I am just recovering from a relapse, the main effect of which was severe double vision that left me housebound for two months. Thankfully I am now recovering and my brain has, I am told, recalibrated my eyesight to compensate for the nerve damage. This led me to wonder whether such recalibration would occur for other nerves through exercise, if the exercise was as regular as that which is unavoidable with the eyes. The converse of this is that my walking has become worse during my sedentary two months. I have met MS sufferers who have improved through exercise and, although it is obvious that exercise is advantageous, I am wondering as to what extent this improvement is possible. What are your experiences of this? My eyesight is almost back to normal. When it is I shall find out for myself anyway, but I am interested to hear your views. Cheers Bernie
I go to the gym three times a week and it has definitely made me stronger. I had a forced break of 4 months at the beginning of the year (long story … related to PIP claim … say no more!) and that set me back to where I was 3 yrs ago! But now I’m back and nearly RUNNING on the treadmill (holding on, obviously, but we do the best we can when we’re wobbly!).
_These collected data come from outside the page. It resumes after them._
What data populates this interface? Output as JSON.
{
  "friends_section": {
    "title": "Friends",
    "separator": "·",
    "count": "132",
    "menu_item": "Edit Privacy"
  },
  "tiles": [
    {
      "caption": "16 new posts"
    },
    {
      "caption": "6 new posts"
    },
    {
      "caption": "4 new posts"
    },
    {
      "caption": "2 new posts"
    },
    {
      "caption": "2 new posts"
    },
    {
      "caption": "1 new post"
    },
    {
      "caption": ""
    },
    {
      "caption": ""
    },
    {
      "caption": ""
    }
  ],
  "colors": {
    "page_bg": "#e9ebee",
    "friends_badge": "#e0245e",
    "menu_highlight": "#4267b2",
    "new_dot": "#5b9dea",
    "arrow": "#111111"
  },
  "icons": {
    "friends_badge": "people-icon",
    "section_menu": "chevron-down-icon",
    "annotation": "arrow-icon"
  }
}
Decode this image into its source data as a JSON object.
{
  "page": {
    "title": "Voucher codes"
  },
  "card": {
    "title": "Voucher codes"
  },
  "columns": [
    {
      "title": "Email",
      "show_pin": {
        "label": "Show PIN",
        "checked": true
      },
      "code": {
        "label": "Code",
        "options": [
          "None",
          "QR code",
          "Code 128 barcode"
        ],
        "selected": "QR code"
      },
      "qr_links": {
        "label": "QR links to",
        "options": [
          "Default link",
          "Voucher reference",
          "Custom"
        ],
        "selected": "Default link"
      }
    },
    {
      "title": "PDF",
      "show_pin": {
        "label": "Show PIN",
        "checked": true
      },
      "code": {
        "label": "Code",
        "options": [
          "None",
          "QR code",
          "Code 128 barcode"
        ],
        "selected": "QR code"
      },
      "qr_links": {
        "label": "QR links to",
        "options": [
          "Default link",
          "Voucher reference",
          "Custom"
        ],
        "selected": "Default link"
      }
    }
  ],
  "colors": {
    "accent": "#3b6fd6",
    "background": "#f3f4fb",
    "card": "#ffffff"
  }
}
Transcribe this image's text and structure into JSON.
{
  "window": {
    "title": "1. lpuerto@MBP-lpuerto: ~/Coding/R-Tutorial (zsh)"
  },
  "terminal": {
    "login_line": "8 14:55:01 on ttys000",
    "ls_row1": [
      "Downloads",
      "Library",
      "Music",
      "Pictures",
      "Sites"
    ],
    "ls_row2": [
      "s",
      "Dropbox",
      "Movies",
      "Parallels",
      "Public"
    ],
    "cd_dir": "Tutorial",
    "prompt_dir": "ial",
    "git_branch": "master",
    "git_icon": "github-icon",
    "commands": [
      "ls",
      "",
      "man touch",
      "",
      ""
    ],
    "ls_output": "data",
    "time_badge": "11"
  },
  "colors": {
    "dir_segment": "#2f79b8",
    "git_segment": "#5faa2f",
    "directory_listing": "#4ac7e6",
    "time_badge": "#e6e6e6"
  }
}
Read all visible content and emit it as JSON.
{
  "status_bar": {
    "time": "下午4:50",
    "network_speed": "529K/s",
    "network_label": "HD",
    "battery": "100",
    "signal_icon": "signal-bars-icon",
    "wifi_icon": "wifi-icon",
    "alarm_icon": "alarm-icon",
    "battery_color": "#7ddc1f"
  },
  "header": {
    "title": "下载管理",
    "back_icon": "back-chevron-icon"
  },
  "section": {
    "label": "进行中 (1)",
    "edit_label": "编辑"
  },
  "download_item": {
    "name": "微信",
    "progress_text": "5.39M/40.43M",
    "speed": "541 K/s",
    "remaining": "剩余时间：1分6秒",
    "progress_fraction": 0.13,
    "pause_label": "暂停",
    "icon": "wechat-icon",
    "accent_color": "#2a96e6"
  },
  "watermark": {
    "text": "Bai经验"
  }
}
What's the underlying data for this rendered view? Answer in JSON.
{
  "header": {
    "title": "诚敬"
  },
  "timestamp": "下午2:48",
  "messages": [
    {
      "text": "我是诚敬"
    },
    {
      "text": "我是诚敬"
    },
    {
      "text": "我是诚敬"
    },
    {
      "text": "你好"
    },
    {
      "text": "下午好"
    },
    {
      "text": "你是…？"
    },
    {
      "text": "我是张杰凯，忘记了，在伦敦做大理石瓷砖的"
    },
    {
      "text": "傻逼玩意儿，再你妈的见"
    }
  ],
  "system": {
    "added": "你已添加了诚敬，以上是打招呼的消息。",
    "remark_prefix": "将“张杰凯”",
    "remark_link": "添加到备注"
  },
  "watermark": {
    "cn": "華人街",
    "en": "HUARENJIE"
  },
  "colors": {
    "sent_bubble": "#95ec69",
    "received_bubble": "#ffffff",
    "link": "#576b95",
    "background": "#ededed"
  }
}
Be advised though, if your core temperature rises, it may temporarily bring back your vision problems, but that only lasts until your temperature goes back to normal.
I’ve heard yoga & pilates are also very good, but as I work full time I haven’t had time to try - I’ve asked the gym if they would start doing classes, but they need more support!
Exercise is great - physically and mentally - but be prepared that it may temporarily aggrevate those pesky lesions!
Thank you Emma. I feel like I am on a mission now. Bernie x
I am seeing a physio who has set me exercises to do at home and yes, they are helping. My balance is getting better, my walking is getting steadier and my stamina is increasing too. The exercises are based round pilates and yoga; they are intended to strengthen my core and improve my balance.